Der FDP-Vorsitzende Kay Richert fordert umfassende Aufklärung über die Rodungen im Naturschutzgebiet „Stiftungsland Schäferhaus“. Die dort stattfinden Baumaßnahmen treffen bei den Flensburgern in Weiche auf Unverständnis.

Kay Richert
Ratsherr Kay Richert

„Niemand versteht, warum der Lebensraum unzähliger heimischer Tiere und Pflanzen geopfert wird, um einem einzigen Schmetterling einen optimalen Lebensraum zu bieten.“, so Richert. Dieses sowie die Schaffung einer savannenähnlichen Landschaft sind die Ziele der Bauarbeiten, die den Anwohnern von der Stiftung Naturschutz Schleswig-Holstein, LIFE Aurinia, Bunde Wischen e.V. und dem TBZ der Stadt Flensburg mitgeteilt wurden. „Am Freitag lag der Flyer bei den Anwohnern im Briefkasten, Montagmorgen wurde bereits gebaggert und gesägt. Transparenz sieht anders aus.“

Wie es zu dieser unverständlichen Entscheidung gekommen ist und welche Rolle eventuell Flensburger Behörden hierbei gespielt haben, ist derzeit noch unklar. So spricht der Flyer etwa von einem „dem TBZ-Flensburg gehörenden Flurstück“, welches in die Weidelandschaft integriert werden soll. Die FDP-Ratsfraktion hat daher eine Anfrage an die Stadtverwaltung gestellt, um deren Beantwortung sie im Rahmen der morgigen Sitzung des Planungsausschusses bittet.

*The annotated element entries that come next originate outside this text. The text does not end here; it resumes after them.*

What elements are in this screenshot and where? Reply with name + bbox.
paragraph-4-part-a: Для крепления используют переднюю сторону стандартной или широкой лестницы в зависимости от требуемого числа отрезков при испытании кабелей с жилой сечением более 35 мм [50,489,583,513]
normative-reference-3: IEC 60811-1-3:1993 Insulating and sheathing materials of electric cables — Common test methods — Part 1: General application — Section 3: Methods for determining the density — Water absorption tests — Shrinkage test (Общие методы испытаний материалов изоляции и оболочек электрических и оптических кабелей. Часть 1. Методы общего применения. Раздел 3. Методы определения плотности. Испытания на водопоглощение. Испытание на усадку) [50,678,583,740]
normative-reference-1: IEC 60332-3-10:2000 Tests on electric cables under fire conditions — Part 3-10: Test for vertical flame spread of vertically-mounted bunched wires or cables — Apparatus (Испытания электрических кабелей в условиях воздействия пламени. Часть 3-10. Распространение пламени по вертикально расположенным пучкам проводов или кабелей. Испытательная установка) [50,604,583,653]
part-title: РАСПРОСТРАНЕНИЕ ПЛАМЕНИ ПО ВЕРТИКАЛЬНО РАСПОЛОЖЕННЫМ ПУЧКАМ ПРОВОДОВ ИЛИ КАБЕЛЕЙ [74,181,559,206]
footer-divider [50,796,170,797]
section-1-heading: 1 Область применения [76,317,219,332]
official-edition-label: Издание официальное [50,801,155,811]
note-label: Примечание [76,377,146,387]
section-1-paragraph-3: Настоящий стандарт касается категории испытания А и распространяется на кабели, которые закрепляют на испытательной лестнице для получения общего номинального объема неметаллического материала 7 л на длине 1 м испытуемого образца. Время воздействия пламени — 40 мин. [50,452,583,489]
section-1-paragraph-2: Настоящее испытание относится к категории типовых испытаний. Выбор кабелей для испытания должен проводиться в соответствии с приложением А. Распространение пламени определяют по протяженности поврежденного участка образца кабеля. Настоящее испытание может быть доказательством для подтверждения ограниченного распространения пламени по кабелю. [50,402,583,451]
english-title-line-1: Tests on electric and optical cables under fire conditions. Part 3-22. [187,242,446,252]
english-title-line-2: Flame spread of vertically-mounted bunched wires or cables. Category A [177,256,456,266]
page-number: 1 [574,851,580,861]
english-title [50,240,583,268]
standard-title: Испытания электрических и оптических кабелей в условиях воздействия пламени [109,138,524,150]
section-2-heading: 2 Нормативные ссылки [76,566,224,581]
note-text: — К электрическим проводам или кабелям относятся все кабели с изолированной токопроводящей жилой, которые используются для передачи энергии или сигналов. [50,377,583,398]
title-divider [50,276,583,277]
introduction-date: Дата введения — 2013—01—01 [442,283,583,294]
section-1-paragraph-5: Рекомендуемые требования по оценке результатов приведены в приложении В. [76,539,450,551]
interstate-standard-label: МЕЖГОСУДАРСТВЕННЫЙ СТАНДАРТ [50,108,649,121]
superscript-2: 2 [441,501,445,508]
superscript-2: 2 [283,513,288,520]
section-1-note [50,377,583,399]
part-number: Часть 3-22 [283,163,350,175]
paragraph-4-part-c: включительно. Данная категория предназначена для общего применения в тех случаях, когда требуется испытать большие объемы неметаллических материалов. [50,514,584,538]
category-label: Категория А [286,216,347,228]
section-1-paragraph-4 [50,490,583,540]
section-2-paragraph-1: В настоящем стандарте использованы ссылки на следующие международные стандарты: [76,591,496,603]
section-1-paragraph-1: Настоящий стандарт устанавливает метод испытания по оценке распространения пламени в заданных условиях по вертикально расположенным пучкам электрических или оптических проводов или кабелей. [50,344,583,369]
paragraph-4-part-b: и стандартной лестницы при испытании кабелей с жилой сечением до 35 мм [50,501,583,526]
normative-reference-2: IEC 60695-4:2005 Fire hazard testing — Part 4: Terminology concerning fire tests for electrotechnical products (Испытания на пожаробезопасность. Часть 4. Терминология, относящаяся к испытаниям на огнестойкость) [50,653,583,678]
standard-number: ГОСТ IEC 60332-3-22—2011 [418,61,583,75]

Auf dem Gelände des ehemaligen Standortübungsplatzes in Flensburg-Weiche ist in den vergangenen Jahrzehnten das Stiftungsland Schäferhaus als Naturschutzgebiet und Naherholungsraum entstanden. Weitestgehend unbeeinträchtigt von menschlichen Eingriffen hat sich eine für unseren Landstrich typische Landschaft entwickelt, die vielen einheimischen Tieren und Pflanzen einen geschützten Lebensraum bietet.

Die Bürger von Weiche nutzen diese Oase gerne zur Naherholung, etwa beim sonntäglichen Familienspaziergang.